In a campaign that went from bland to bitter in a matter of a week, Alexandra Kokura beat Jerry Mecadon on Nov. 5 and will assume the vacant Pittston magisterial district judge seat, according to unofficial results.
With all of the district’s 21 precincts reporting, Kokura earned 3,590 votes, or 53.58 percent of the votes, to Mecadon’s 3,093 votes, or 46.16 percent of the votes.
“I feel energized,” Kokura said. “I feel excited and ready to do the job. But also humbled and honored the voters took the time to cast their vote for me.”
Kokura gathered at the VFW in Dupont with about 150 supporters and declared victory after her crew members stationed at each polling place said she had won by about 500 votes.
“Truth be told, I’m committed to doing a very good job for this community, holding people accountable, but being approachable and accessible,” she told the audience. “I’ll be there full time and that was something I said right here on Jan. 9 and it is something I will continue to say.”
Kokura, 31, of Dupont, will replace Fred Pierantoni, who was elected to the Luzerne County Court of Common Pleas in 2012. Another stalwart in the local judiciary, Luzerne County Senior Judge Joseph Augello, also had previously held the seat.
“Those are big shoes to fill; I understand that,” Kokura said. “I respect them (Pierantoni and Augello) tremendously and I’m committed to doing this job well.
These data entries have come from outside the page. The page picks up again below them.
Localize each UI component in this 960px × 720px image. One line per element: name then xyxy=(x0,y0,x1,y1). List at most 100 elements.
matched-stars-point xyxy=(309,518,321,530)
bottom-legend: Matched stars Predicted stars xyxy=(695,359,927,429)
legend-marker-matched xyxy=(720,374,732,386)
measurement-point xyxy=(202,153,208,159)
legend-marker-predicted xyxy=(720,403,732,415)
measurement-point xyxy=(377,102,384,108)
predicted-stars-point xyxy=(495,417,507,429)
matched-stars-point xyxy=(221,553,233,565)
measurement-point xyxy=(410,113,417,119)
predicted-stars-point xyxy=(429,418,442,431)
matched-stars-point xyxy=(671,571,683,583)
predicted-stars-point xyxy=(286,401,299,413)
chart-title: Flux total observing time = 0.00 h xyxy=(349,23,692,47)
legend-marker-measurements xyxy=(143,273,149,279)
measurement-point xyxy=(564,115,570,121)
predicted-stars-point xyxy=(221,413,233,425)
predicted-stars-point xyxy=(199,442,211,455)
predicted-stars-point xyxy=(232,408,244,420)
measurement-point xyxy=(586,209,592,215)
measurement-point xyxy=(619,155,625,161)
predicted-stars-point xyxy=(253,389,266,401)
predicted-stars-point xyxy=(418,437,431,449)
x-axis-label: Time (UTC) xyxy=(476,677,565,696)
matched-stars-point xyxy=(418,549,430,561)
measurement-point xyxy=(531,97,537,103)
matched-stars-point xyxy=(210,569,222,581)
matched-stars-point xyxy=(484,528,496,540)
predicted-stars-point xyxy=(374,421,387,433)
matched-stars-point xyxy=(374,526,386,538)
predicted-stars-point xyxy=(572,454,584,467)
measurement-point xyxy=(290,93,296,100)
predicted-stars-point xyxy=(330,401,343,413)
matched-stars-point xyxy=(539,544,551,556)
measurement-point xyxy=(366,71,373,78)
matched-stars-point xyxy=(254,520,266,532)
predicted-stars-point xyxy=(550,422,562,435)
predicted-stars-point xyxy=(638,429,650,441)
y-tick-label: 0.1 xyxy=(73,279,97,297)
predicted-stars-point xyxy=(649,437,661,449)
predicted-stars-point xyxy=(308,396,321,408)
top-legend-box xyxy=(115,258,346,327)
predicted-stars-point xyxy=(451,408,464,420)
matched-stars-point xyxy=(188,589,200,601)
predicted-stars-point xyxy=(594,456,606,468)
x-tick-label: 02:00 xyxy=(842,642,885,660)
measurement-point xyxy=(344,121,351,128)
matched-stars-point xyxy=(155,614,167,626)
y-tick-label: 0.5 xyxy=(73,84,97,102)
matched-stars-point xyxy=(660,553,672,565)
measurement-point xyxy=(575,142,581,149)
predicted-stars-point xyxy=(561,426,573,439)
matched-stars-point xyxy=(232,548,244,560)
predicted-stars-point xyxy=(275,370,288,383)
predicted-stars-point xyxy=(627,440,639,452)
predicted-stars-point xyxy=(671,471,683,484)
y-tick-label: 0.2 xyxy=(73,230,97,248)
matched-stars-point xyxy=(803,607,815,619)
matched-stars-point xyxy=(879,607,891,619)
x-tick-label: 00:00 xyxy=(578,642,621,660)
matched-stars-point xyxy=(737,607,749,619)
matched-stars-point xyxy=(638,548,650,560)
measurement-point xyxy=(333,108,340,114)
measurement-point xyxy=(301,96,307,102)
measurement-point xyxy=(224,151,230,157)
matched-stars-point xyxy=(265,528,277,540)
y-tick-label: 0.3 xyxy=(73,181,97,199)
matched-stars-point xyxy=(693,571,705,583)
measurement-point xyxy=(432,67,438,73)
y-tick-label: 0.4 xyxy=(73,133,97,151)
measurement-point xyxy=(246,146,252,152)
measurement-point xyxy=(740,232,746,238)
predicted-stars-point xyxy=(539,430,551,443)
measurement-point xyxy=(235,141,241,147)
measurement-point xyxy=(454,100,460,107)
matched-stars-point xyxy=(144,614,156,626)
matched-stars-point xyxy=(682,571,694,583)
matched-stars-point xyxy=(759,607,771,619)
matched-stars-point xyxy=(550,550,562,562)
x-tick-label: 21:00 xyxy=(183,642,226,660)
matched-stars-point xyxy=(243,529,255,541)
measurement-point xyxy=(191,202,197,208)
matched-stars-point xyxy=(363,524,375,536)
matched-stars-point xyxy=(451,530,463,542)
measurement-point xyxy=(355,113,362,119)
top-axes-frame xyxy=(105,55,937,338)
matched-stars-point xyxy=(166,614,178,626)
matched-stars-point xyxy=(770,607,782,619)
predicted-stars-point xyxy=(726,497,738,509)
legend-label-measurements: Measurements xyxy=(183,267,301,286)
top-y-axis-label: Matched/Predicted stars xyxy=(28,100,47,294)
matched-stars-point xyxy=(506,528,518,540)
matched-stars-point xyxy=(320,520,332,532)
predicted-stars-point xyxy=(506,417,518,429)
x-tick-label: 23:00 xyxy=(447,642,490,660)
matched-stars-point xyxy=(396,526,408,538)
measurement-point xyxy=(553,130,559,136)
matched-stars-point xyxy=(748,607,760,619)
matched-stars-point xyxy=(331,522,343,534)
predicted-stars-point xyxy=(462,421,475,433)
I’m committed to being fair and impartial. I’m committed to being accessible and holding people accountable.”
In recent weeks, both Kokura and Mecadon unveiled television attack ads.
Mecadon said Kokura used family connections in a political hiring at Pittston Area in exchange for support. Kokura criticized Mecadon for utilizing a consultant previously used by the two Luzerne County “kids-for-cash” judges.
The political blog, PA Politics, named the 13 most interesting races of 2013 and this race came in at 13. “This made the list because it’s plain fun local NEPA politics,” the website said.
The campaign didn’t follow traditional party lines because both candidates are Democrats in this Democratic-leaning region. Both cross-filed in the May primary.
Kokura, who secured the coveted Democratic nomination, was a relative political unknown before the May primary. Mecadon, who won on the GOP ticket, got a late start in the campaign because the state was delayed in realigning the district’s boundaries.
“The most difficult part was keeping up your energy,” Kokura said. “Making sure you get out there every single day, meeting people, making calls, going door to door. It all comes down to hard work. I worked every single day since Jan. 9.”
Kokura’s campaign got a last-minute boost with the endorsement of retired state Rep. Tom Tigue.
Both candidates loaned their campaigns in excess of $80,000 each. The six-year term pays $86,639 a year.
The seat covers Pittston City, the boroughs of Avoca, Dupont, Duryea, Hughestown and Yatesville and Jenkins and Pittston townships. Kokura won each precinct in the district except Mecadon’s hometown of Jenkins Township and one of two precincts in Pittston Township.
The seat is currently occupied on an interim basis by Senior District Judge Andrew Barilla Jr., formerly the longtime district judge in Swoyersville. He was appointed to the seat after Pierantoni became a county judge in 2012 and is paid on a per-diem basis.
Kokura is a special court master in Family Court of the Lackawanna County Court of Common Pleas. She received a law degree in 2009 from Widner University’s School of Law in Wilmington, Del. In the wake of the Luzerne County corruption scandal, she volunteered to work on the Youth Aid Panel Program through the Luzerne County District Attorney’s Office. She is married to Nick Kravitz, an attorney.
Kokura’s next step: “I’d like to get a good night’s sleep, but I’ll be ready in about a day.”
She said she hopes to meet with Barilla and “learn what I can. The best experience is getting in there and seeing what it’s all about.”
Mecadon, 48, is a private practice lawyer and an assistant public defender for Luzerne County.
He said he called Kokura Tuesday night to wish her well from his party at Tony’s Wine Cellar in Jenkins Township.
“It was a tough race,” he said. “I had my work cut out for me. I was the Republican nominee but I’m a Democrat.”
He said Kokura ran a good campaign. “She worked hard and she had strong support. She was a strong candidate and I wish her well.”